I once heard a corporate executive share the following words at a cross-cultural training seminar:

“We are all human beings. We can understand each other as long as we communicate.”

The other participants nodded in agreement, appreciating the sincerity in his tone. It is hard to argue with such a seemingly reasonable conviction. By the end of the training, however, a fundamental flaw emerged in the executive’s message. His belief—held by many—is, in fact, the product of a particular intercultural mindset called minimization. In the name of humanity, minimization reduces cultural differences and limits our opportunities to learn from each other.

The Developmental Model of Intercultural Sensitivity, a.k.a. the Bennett scale, created by Dr. Milton Bennett, is a well-tested framework that explains the six stages of facing cultural differences. According to the model, we can nurture our cultural sensitivity over time by shedding an ethnocentric mindset—moving from a perceived “center of reality” and adopting an ethnorelative attitude instead.

As shown in the image, the first two stages of development are denial and defense, in which we reject and dismiss unfamiliar cultures, respectively. This is the mindset that effectively dehumanizes people from other cultures and, even today, makes it so easy to arm ourselves against perceived “outsiders.” For those of us not living in a warzone, the greater danger may lie with the third stage: minimization.

We are all human beings” is the magic phrase meant to light the way to an imaginary world in which there is, in fact, no distinction among peoples. This assumption minimizes not only our differences, but also the significance of our uniqueness. People who get stuck in this stage often do so with good intentions and a naïve sense of equality. Even experienced leaders face this danger, as they can be blinded by past success in treating everyone the same way—particularly if they’re used to a homogenous environment.

Another trap awaits under the fourth stage: acceptance. Have you ever felt that you are simply being tolerated among a group of people? Here in Japan, minority groups in the workplace, such as foreigners and women, are often treated with a kind of extraterritoriality, even receiving privileges such as special networks and fringe benefits. The intentions may be sincere, but the results are often alienating—yet another way to avoid honest conversation with those who are different. This is how minorities often come to feel tolerated, rather than truly accepted. The key element of achieving true acceptance is finding value in differences.

The final two stages are adaptation and integration. Many expats in Japan aim to adapt, but tend to fail to integrate. When we are fully adapted, we think and behave in the context of a given culture, understanding, appreciating, and emulating the way locals do things in order to thrive in their environment. Then, when we leave that culture, we can revert to our own. This is called style switching, and is the essence of the phrase “When in Rome, do as the Romans do.” Locals usually find this practice pleasant and respectful, which makes it both effective for survival and enjoyable for those who like to try different behaviors.
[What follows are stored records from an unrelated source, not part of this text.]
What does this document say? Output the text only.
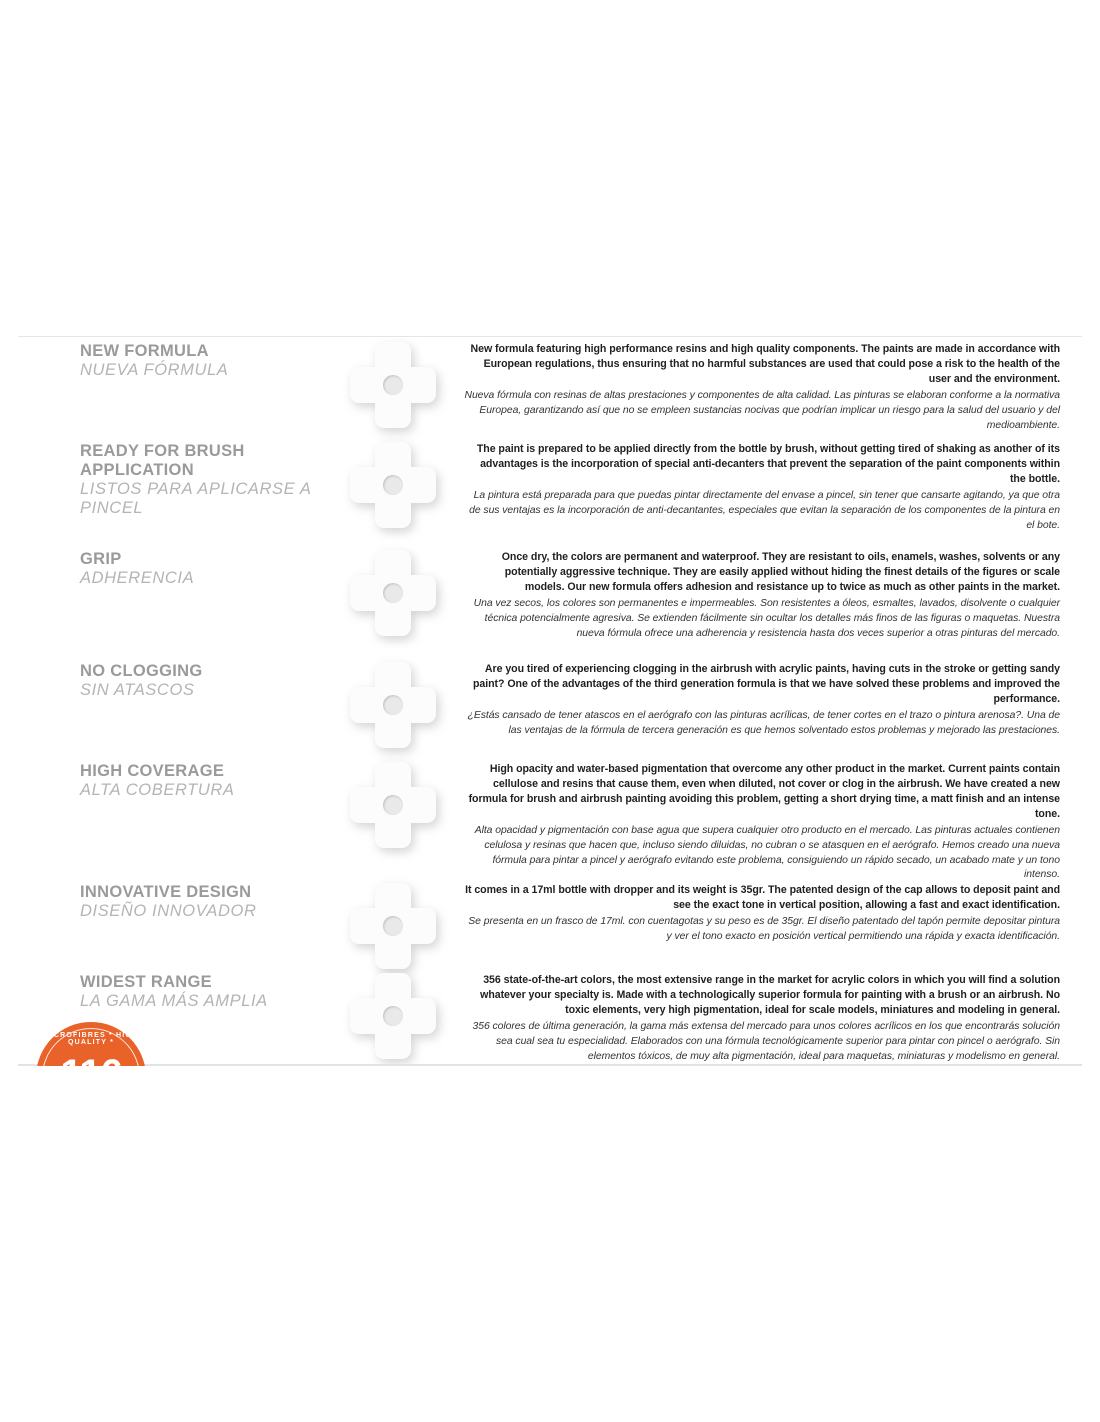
NEW FORMULA

NUEVA FÓRMULA

New formula featuring high performance resins and high quality components. The paints are made in accordance with European regulations, thus ensuring that no harmful substances are used that could pose a risk to the health of the user and the environment.

Nueva fórmula con resinas de altas prestaciones y componentes de alta calidad. Las pinturas se elaboran conforme a la normativa Europea, garantizando así que no se empleen sustancias nocivas que podrían implicar un riesgo para la salud del usuario y del medioambiente.

READY FOR BRUSH APPLICATION

LISTOS PARA APLICARSE A PINCEL

The paint is prepared to be applied directly from the bottle by brush, without getting tired of shaking as another of its advantages is the incorporation of special anti-decanters that prevent the separation of the paint components within the bottle.

La pintura está preparada para que puedas pintar directamente del envase a pincel, sin tener que cansarte agitando, ya que otra de sus ventajas es la incorporación de anti-decantantes, especiales que evitan la separación de los componentes de la pintura en el bote.

GRIP

ADHERENCIA

Once dry, the colors are permanent and waterproof. They are resistant to oils, enamels, washes, solvents or any potentially aggressive technique. They are easily applied without hiding the finest details of the figures or scale models. Our new formula offers adhesion and resistance up to twice as much as other paints in the market.

Una vez secos, los colores son permanentes e impermeables. Son resistentes a óleos, esmaltes, lavados, disolvente o cualquier técnica potencialmente agresiva. Se extienden fácilmente sin ocultar los detalles más finos de las figuras o maquetas. Nuestra nueva fórmula ofrece una adherencia y resistencia hasta dos veces superior a otras pinturas del mercado.

NO CLOGGING

SIN ATASCOS

Are you tired of experiencing clogging in the airbrush with acrylic paints, having cuts in the stroke or getting sandy paint? One of the advantages of the third generation formula is that we have solved these problems and improved the performance.

¿Estás cansado de tener atascos en el aerógrafo con las pinturas acrílicas, de tener cortes en el trazo o pintura arenosa?. Una de las ventajas de la fórmula de tercera generación es que hemos solventado estos problemas y mejorado las prestaciones.

HIGH COVERAGE

ALTA COBERTURA

High opacity and water-based pigmentation that overcome any other product in the market. Current paints contain cellulose and resins that cause them, even when diluted, not cover or clog in the airbrush. We have created a new formula for brush and airbrush painting avoiding this problem, getting a short drying time, a matt finish and an intense tone.

Alta opacidad y pigmentación con base agua que supera cualquier otro producto en el mercado. Las pinturas actuales contienen celulosa y resinas que hacen que, incluso siendo diluidas, no cubran o se atasquen en el aerógrafo. Hemos creado una nueva fórmula para pintar a pincel y aerógrafo evitando este problema, consiguiendo un rápido secado, un acabado mate y un tono intenso.

INNOVATIVE DESIGN

DISEÑO INNOVADOR

It comes in a 17ml bottle with dropper and its weight is 35gr. The patented design of the cap allows to deposit paint and see the exact tone in vertical position, allowing a fast and exact identification.

Se presenta en un frasco de 17ml. con cuentagotas y su peso es de 35gr. El diseño patentado del tapón permite depositar pintura y ver el tono exacto en posición vertical permitiendo una rápida y exacta identificación.

WIDEST RANGE

LA GAMA MÁS AMPLIA

356 state-of-the-art colors, the most extensive range in the market for acrylic colors in which you will find a solution whatever your specialty is. Made with a technologically superior formula for painting with a brush or an airbrush. No toxic elements, very high pigmentation, ideal for scale models, miniatures and modeling in general.

356 colores de última generación, la gama más extensa del mercado para unos colores acrílicos en los que encontrarás solución sea cual sea tu especialidad. Elaborados con una fórmula tecnológicamente superior para pintar con pincel o aerógrafo. Sin elementos tóxicos, de muy alta pigmentación, ideal para maquetas, miniaturas y modelismo en general.

MICROFIBRES * HIGH QUALITY *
So what does this leave for integration?

According to Bennett, attaining integration makes us multi-culturists. A multi-culturist has a vast repertoire of cultural thinking and behavior. This may sound like simply a wider range of behaviors to choose from, but there is also an element of mediation between cultures.

With inclusion in mind, consider again the difference between being influenced by another culture versus influencing it. There are two clear signs to gauge inclusion in a given environment: first, the number of conversations and interactions generated, and second, how much you and the “other” have influenced each other’s value system and actions beyond style switching.

I, myself, can attest to the new perspectives and ideas that come through openness to these signs. The experience almost feels like moving from a monochrome pallet to painting with colors, upgrading to a new shade each time I acquire a new understanding of the world. Eventually, interactions with colleagues and business partners from other cultures or lifestyles makes the act of integration a natural, varicolored part of life.

The Bennett scale is essentially a mindful way of learning from others. When we no longer fear differences (or minimize them as insignificant), the world becomes an endless source of discovery and growth. The only skill we need then is the ability to share who we are, wholly and honestly. By being open to the different cultures of human beings, we can truly come to understand each other.